Written on: Sunday, May 5, 2024
This is an announcement for Weaver, my arg parsing library for the Roc language. I did a talk on Weaver that you can watch here, the transcript for which is available as a gist here.
Programming languages, much like life, are mired in decisions concerning scarcity. “There is no silver bullet.” If you want the convenience of using Python for prototyping your project, you’ll either need to rewrite it into a compiled language at some point or face scaling issues relating to both performance and complexity management. That’s what I love so much about the budding Roc language: it’s very ergonomic to write, but it’s designed from the ground up to be well-typed, fast to compile, and fast to run. Roc is all about letting me not feel like I’m making a big sacrifice in using it.
There are many efforts by the Roc language to achieve this uncompromising simplicity;
most recently, the await bang syntax (e.g. data = Http.get! url
) has made writing effectful code much more ergonomic
while still being safe. Though that’s a great feature, I personally was most enamored
with the record builder syntax that was added last year by @agu-z.
The builder pattern : <-
is syntax sugar that turns this:
init {
a: <- foo,
b: <- bar,
}
|> finish
into this:
init (a1 -> b1 -> { a: a1, b: b1 })
|> foo
|> bar
|> finish
It’s a syntax in Roc that lets you call multiple functions on an applicative functor and store the results in a record. If you don’t know what an applicative functor is, you can read about it here, but it’s basically a convenient type that allows for effectful-like programming. There are lots of tasks that are made much simpler, or even possible at all, with this syntax:
That last one is the first thing I thought of when I saw this syntax, a way to parse, not validate my command line arguments without metaprogramming/macros! Normally, when you get a list of command line arguments and want to parse them into specific values, you’ll define your flags and parameters, and whatever library will give you back a dictionary with string values for everything you asked for. You can see what I mean with this simplified Python example:
config = Cli(
name="my-app",
flags=["-f/--force"],
params={
"file": "string",
"amount": "number"
}
)
args = ["my-app", "--force", "abc.txt", "5"]
data = config.parse(args)
data == { "force": "true", "file": "abc.txt": "amount": "5" }
You then you have to go in and validate that data after it’s already parsed:
force = data["force"] == "true"
file = data["file"] or ""
amount = int(data["amount"]) # might throw if invalid
Now, if the above Python was written using its standard library, then it
would return an object with the actual data types in it (e.g. data.amount = 5
),
but that is only possible because Python is dynamically typed, and I don’t
want to live in that kind of jungle. So as long as we live in Type Land,
then we need to do the above.
However, if you have macros like in Rust, then you can get the above for free** with clap, a magical and type-safe library for argument parsing! All you do is define a struct with your options and then put some annotations:
/// A tool to color some data.
#[derive(Debug, Parser)]
pub struct ArgConfig {
/// The color of your output.
#[clap(short, long)]
pub color: String,
/// How much logging to show.
#(clap(count))
pub verbosity: usize,
}
And clap will generate code during compilation to do what we had to manually do in Python, and we can just call a single function to handle everything:
let config = ArgConfig::parse();
config == ArgConfig { color: "abc".to_owned(), verbosity: 3 }
You may have noticed a conspicuous asterisk or two on the word “free” when I said clap generates this for free. The hidden cost here is a compile time cost: macros are a box of legos bundled on top of any language they’re in, and make compilation a good deal slower. Any Rust engineer (myself included) will tell you how much serde or sqlx contributes to their development slowdown. Not to mention that Rust’s procedural macros, like the ones that clap uses here, are extremely powerful, which lets you do write very convenient-to-use code that unfortunately makes it much harder for readers to know what’s actually happening in the code they’re writing.

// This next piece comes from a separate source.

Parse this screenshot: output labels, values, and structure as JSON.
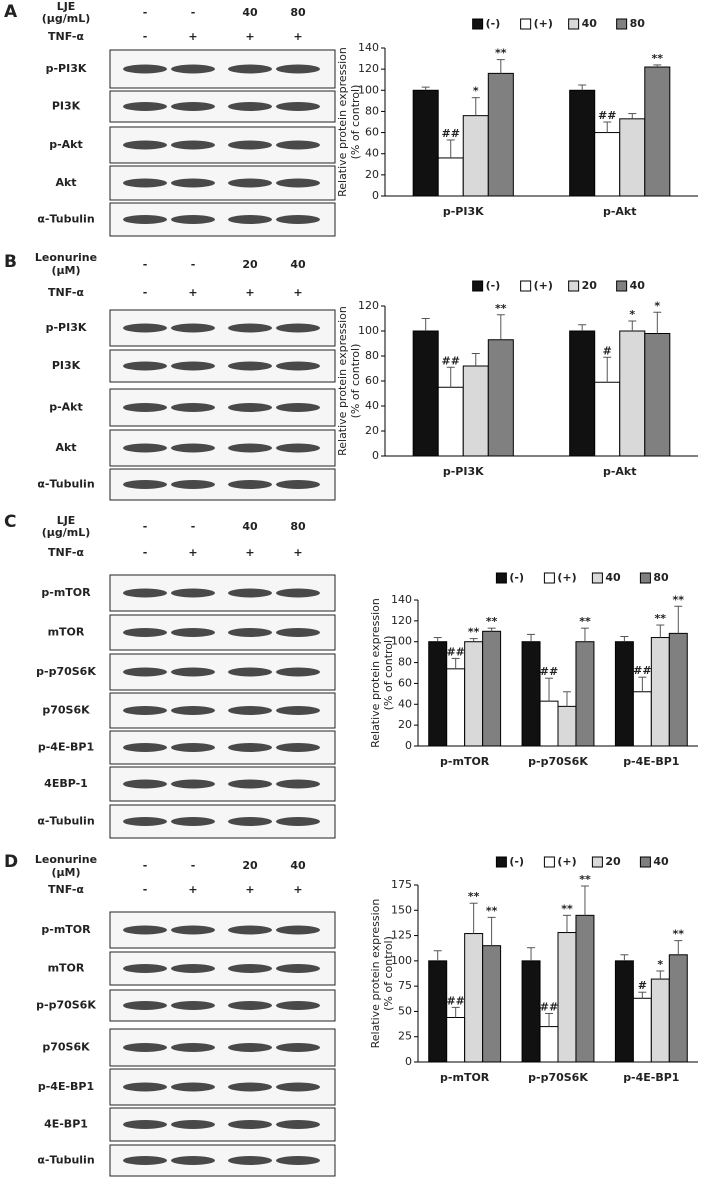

Knowing about these difficulties in conveniently parsing data is what makes
me so excited about using Roc’s record builder syntax to solve this problem!

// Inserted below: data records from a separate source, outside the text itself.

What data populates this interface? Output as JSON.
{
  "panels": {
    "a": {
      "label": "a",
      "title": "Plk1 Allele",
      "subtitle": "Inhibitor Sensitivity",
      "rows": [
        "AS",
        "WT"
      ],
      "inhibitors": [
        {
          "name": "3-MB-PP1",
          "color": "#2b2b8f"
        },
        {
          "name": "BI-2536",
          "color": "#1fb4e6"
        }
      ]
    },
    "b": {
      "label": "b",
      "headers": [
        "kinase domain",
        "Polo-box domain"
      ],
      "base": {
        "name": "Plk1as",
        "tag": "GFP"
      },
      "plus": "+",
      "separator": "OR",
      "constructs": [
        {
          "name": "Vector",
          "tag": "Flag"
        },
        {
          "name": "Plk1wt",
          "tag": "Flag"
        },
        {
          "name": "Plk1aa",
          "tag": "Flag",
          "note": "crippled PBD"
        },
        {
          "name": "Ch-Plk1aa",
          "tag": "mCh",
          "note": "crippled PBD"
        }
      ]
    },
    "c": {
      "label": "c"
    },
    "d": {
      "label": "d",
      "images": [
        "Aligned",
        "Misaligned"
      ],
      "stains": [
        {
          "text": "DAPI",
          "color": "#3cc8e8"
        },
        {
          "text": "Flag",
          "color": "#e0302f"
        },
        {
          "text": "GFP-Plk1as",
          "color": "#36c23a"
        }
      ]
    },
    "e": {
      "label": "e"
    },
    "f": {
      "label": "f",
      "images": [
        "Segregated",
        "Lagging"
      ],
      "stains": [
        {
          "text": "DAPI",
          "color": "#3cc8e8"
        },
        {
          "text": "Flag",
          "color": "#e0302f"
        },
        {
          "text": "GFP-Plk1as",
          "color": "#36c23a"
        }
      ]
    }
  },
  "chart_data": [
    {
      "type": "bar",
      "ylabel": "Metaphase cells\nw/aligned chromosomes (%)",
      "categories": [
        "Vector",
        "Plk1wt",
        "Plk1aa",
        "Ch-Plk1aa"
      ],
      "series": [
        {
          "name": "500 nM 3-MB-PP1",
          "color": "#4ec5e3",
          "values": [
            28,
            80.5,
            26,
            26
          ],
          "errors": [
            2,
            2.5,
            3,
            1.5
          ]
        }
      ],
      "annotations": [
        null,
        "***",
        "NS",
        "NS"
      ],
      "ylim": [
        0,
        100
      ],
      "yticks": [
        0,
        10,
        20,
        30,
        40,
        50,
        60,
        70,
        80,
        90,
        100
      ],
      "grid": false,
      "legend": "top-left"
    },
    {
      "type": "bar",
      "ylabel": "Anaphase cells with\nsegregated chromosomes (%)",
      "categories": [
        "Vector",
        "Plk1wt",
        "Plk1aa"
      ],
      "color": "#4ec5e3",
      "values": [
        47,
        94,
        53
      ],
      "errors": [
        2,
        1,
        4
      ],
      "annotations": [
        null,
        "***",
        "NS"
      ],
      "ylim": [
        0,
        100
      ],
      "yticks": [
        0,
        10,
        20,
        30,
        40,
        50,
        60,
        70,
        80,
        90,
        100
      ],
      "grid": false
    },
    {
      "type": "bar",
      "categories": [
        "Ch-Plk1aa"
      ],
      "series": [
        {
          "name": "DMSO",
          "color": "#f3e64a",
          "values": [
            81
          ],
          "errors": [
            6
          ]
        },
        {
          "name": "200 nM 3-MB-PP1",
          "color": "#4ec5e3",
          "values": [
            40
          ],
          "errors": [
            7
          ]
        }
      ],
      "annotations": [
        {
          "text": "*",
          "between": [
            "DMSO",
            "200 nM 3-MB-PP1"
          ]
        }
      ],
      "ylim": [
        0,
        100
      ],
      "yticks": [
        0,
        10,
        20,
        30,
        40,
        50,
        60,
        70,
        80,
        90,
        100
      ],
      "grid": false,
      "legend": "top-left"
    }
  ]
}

One Hackers-inspired montage of
cracking out code later, I’ve now released version 0.2.0 of Weaver,
my library for parsing CLI args using this great : <- ...
doohickey.
Weaver CLI’s look like this:
cli =
Cli.weave {
alpha: <- Opt.maybeU64 { short: "a", long: "alpha" },
verbosity: <- Opt.count { short: "v", long: "verbose" }
file: <- Param.str { name: "file" },
files: <- Param.strList { name: "files" },
}
|> Cli.finish {
name: "transmogrify",
version: "1.0.0",
description: "Transform some files into a new state."
}
|> Cli.assertValid
main =
when Cli.parseOrDisplayMessage cli (Arg.list!) is
Ok data ->
data == {
alpha: 5,
verbosity: 1,
file: "1.txt",
files: ["2.txt", "3.txt"]
}
Err message ->
Stderr.line message
There are a few cool things I want to point out:
cli
we defined didn’t require us to pass the arguments ahead
of time, because Weaver is able to be very modular thanks to how the
builder syntax works.The main takeaway is that we get a simple API to parse CLI args in a type-safe way without needing to do metaprogramming at compile time. To be fair, there was a lot more work necessary to develop this library than it is to use (keep reading), but that parallels how the Roc language works: the language team has done a lot of great design work and optimization to make it so that you don’t have to worry about writing performant or safe code, it happens by virtue of writing anything that compiles in Roc.

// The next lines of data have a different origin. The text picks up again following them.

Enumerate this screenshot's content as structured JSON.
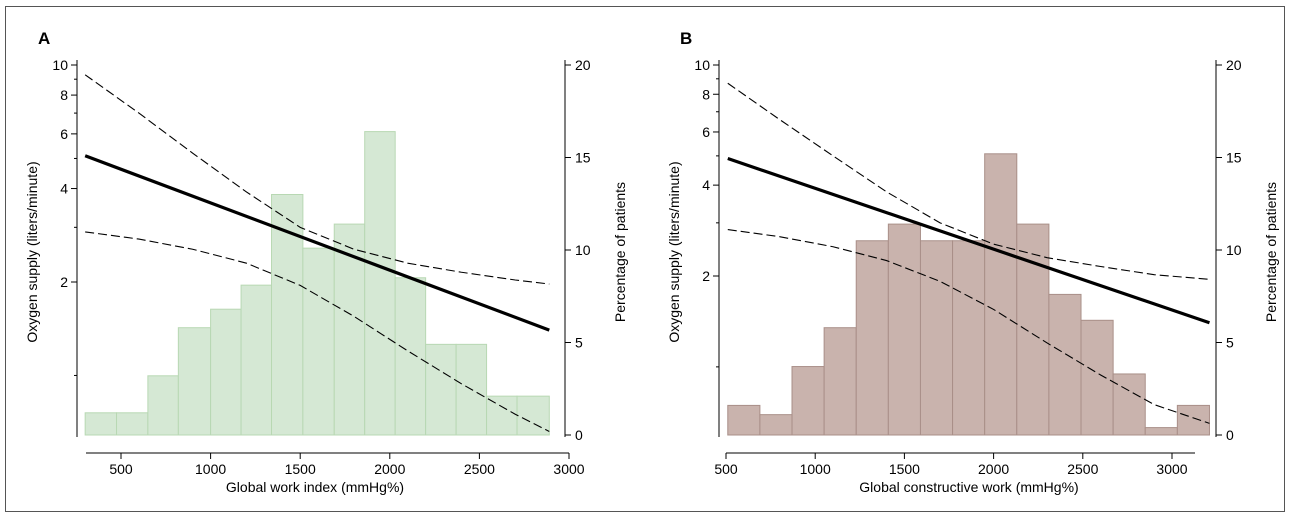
{
  "chart_data": [
    {
      "panel": "A",
      "type": "bar",
      "xlabel": "Global work index (mmHg%)",
      "ylabel_left": "Oxygen supply (liters/minute)",
      "ylabel_right": "Percentage of patients",
      "x_ticks": [
        500,
        1000,
        1500,
        2000,
        2500,
        3000
      ],
      "left_y_ticks": [
        2,
        4,
        6,
        8,
        10
      ],
      "left_y_scale": "log",
      "right_y_ticks": [
        0,
        5,
        10,
        15,
        20
      ],
      "histogram": {
        "color": "#d5e8d4",
        "edge_color": "#b8d8b3",
        "bins": [
          {
            "x0": 300,
            "x1": 475,
            "percent": 1.2
          },
          {
            "x0": 475,
            "x1": 650,
            "percent": 1.2
          },
          {
            "x0": 650,
            "x1": 820,
            "percent": 3.2
          },
          {
            "x0": 820,
            "x1": 1000,
            "percent": 5.8
          },
          {
            "x0": 1000,
            "x1": 1170,
            "percent": 6.8
          },
          {
            "x0": 1170,
            "x1": 1340,
            "percent": 8.1
          },
          {
            "x0": 1340,
            "x1": 1515,
            "percent": 13.0
          },
          {
            "x0": 1515,
            "x1": 1690,
            "percent": 10.1
          },
          {
            "x0": 1690,
            "x1": 1860,
            "percent": 11.4
          },
          {
            "x0": 1860,
            "x1": 2030,
            "percent": 16.4
          },
          {
            "x0": 2030,
            "x1": 2200,
            "percent": 8.5
          },
          {
            "x0": 2200,
            "x1": 2370,
            "percent": 4.9
          },
          {
            "x0": 2370,
            "x1": 2540,
            "percent": 4.9
          },
          {
            "x0": 2540,
            "x1": 2710,
            "percent": 2.1
          },
          {
            "x0": 2710,
            "x1": 2890,
            "percent": 2.1
          }
        ]
      },
      "fit_line": {
        "x": [
          300,
          2890
        ],
        "y": [
          5.1,
          1.4
        ]
      },
      "ci_upper": {
        "x": [
          300,
          600,
          900,
          1200,
          1500,
          1800,
          2100,
          2400,
          2700,
          2890
        ],
        "y": [
          9.3,
          7.0,
          5.2,
          3.9,
          3.0,
          2.55,
          2.3,
          2.15,
          2.03,
          1.97
        ]
      },
      "ci_lower": {
        "x": [
          300,
          600,
          900,
          1200,
          1500,
          1800,
          2100,
          2400,
          2700,
          2890
        ],
        "y": [
          2.9,
          2.75,
          2.55,
          2.3,
          1.95,
          1.55,
          1.2,
          0.94,
          0.75,
          0.66
        ]
      }
    },
    {
      "panel": "B",
      "type": "bar",
      "xlabel": "Global constructive work (mmHg%)",
      "ylabel_left": "Oxygen supply (liters/minute)",
      "ylabel_right": "Percentage of patients",
      "x_ticks": [
        500,
        1000,
        1500,
        2000,
        2500,
        3000
      ],
      "left_y_ticks": [
        2,
        4,
        6,
        8,
        10
      ],
      "left_y_scale": "log",
      "right_y_ticks": [
        0,
        5,
        10,
        15,
        20
      ],
      "histogram": {
        "color": "#c9b3ad",
        "edge_color": "#a98f88",
        "bins": [
          {
            "x0": 510,
            "x1": 690,
            "percent": 1.6
          },
          {
            "x0": 690,
            "x1": 870,
            "percent": 1.1
          },
          {
            "x0": 870,
            "x1": 1050,
            "percent": 3.7
          },
          {
            "x0": 1050,
            "x1": 1230,
            "percent": 5.8
          },
          {
            "x0": 1230,
            "x1": 1410,
            "percent": 10.5
          },
          {
            "x0": 1410,
            "x1": 1590,
            "percent": 11.4
          },
          {
            "x0": 1590,
            "x1": 1770,
            "percent": 10.5
          },
          {
            "x0": 1770,
            "x1": 1950,
            "percent": 10.5
          },
          {
            "x0": 1950,
            "x1": 2130,
            "percent": 15.2
          },
          {
            "x0": 2130,
            "x1": 2310,
            "percent": 11.4
          },
          {
            "x0": 2310,
            "x1": 2490,
            "percent": 7.6
          },
          {
            "x0": 2490,
            "x1": 2670,
            "percent": 6.2
          },
          {
            "x0": 2670,
            "x1": 2850,
            "percent": 3.3
          },
          {
            "x0": 2850,
            "x1": 3030,
            "percent": 0.4
          },
          {
            "x0": 3030,
            "x1": 3210,
            "percent": 1.6
          }
        ]
      },
      "fit_line": {
        "x": [
          510,
          3210
        ],
        "y": [
          4.9,
          1.4
        ]
      },
      "ci_upper": {
        "x": [
          510,
          800,
          1100,
          1400,
          1700,
          2000,
          2300,
          2600,
          2900,
          3210
        ],
        "y": [
          8.7,
          6.6,
          5.0,
          3.8,
          3.0,
          2.55,
          2.3,
          2.15,
          2.02,
          1.95
        ]
      },
      "ci_lower": {
        "x": [
          510,
          800,
          1100,
          1400,
          1700,
          2000,
          2300,
          2600,
          2900,
          3210
        ],
        "y": [
          2.85,
          2.7,
          2.5,
          2.25,
          1.92,
          1.55,
          1.2,
          0.94,
          0.75,
          0.65
        ]
      }
    }
  ]
}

Weaver has everything you need already to write a CLI parser to get your app rolling, but there are a few other features I’m planning on adding when I get to it:
If there’s a feature that’s missing that you would find crucial to writing a CLI using Weaver, please make an issue and I can jump on doing what the community finds important. I want to make Weaver a one-stop-shop for CLI parsing in Roc!
I love writing code in Roc. It’s awesome. There are tons of great features that I take for granted like the type system, the super helpful compiler error messages, and the clean syntax, but the biggest two are definitely the expressiveness and the good dev experience.
Roc has something I’ve not seen in any other programming language: anonymous tag unions. You can create sum types like in Rust, but you don’t need to write a type that captures all variants of your sum type, you just write code and Roc will figure out which variants you used, and make sure you handle all variants where necessary.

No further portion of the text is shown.